Melanie tries not to think of Tim Stoker and his shaking hands and his desperate pleas to tell her who he was mourning for. She tries not to think at all, just runs her hand through the Admiral’s fur and listens to Georgie stumble over poetry she’s mostly forgotten and doesn’t talk much, not unless it’s about Jonah Magnus and what he’ll sound like dying. 

She avoids people who have crawled out of domains of senseless violence and relentless, pulsing music. She avoids people who reminded her of the Flesh attack where she’d defended like there was pattern to her movements other than the discordant dance steps she’d never meant to learn.

*

When Jon turns everything back she sits with him on the curbside and talks of what it’s like to see yourself in monster’s faces. She invites him to bake with her one day, to make something out of water and flour and old recipes. 

Georgie makes her dinner that night and laughs while baking bread that doesn’t taste like something a monster would like. It’s strange, to sit in their old apartment that isn’t quite the same anymore and pretend they’re okay. 

But Georgie sits with her and holds her hand, pressing kisses to every knuckle on her hands and whispering things Melanie can’t quite make out. 

*

If Melanie was inclined to writing apologies her hands would be aching, so instead she drags them out bit by bit like it hurts her. She never was good at saying sorry, because half the time she was apologising for someone else and the other half she was still burning up with anger. Burning was the only word for it after all, something that starts in her lungs and spills out of her lips like cigarette smoke. Leaves the same taste too, like when she’d had her first smoke and hadn’t inhaled properly, a tight feeling in her chest and a bad taste on her tongue. 

Melanie knows anger like she knows the back of her hands, like she knows the rhythm of her breathing when she runs and the exact shade of her blood. She knows how it boils and rises to her fingertips. It’s hers after all, like the campfire her dad taught her to make, warm, controlled and useful.
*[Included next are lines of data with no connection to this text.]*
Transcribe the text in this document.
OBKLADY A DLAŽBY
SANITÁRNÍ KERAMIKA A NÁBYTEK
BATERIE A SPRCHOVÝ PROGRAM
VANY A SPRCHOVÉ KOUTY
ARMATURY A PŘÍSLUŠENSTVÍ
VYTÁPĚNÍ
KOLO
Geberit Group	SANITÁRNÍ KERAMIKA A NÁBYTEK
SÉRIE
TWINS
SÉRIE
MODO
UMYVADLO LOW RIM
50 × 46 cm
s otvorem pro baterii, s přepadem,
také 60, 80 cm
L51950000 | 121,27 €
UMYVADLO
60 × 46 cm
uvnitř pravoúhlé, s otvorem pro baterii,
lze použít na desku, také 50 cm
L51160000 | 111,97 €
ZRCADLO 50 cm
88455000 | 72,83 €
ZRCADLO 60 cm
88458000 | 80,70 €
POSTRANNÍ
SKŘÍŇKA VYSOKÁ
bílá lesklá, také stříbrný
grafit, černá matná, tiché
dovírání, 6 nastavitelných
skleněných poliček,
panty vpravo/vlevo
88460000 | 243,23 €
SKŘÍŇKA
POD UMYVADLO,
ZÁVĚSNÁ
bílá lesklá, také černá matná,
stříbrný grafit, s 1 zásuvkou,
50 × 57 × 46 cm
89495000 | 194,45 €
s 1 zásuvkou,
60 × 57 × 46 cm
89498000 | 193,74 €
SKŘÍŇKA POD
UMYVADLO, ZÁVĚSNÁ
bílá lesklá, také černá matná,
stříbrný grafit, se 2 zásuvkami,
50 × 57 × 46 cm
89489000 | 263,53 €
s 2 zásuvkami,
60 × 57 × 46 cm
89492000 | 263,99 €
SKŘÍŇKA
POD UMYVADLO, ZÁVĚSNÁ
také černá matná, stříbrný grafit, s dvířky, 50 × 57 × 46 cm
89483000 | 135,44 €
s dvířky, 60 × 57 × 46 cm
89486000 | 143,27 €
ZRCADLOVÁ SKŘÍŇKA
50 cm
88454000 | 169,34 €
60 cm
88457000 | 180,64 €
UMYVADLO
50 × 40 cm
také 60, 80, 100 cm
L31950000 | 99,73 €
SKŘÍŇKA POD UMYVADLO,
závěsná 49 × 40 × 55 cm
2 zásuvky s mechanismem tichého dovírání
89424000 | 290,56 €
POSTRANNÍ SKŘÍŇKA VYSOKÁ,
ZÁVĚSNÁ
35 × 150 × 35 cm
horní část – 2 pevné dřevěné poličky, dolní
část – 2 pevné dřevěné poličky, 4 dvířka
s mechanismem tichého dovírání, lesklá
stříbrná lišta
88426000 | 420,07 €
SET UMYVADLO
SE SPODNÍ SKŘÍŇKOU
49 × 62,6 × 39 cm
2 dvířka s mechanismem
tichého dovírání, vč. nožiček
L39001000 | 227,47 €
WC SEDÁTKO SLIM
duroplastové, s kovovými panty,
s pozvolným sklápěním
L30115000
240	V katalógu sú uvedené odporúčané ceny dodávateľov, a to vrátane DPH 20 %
So she takes a deep breath in and-

And then she’s scrabbling on the floor, hands flexing and grabbing and not saving her, breathing harsh and shallow. There’s a scream caught at the base of her throat and a pain in her leg like she was being consumed by some great beast which had sunk its teeth into her.

Maybe it would have been easier if she had died, if she didn’t close her eyes and see the afterimage of flesh and hatred playing on the back of her eyelids like those arthouse films Martin likes. 

She asked Jon what it was like to be missing two ribs, just after she’d seen the yellow door swing close. He said he wasn’t human enough for it to matter with a self-conscious smile, one arm half wrapped around him like he had a stomach ache. Melanie tried not to think about how unprotected his heart must be. She tries not to think about how Georgie spreads her hands on Melanie’s ribs like she’s overing an armour of sorts, a refuge made of flesh and bone and love. 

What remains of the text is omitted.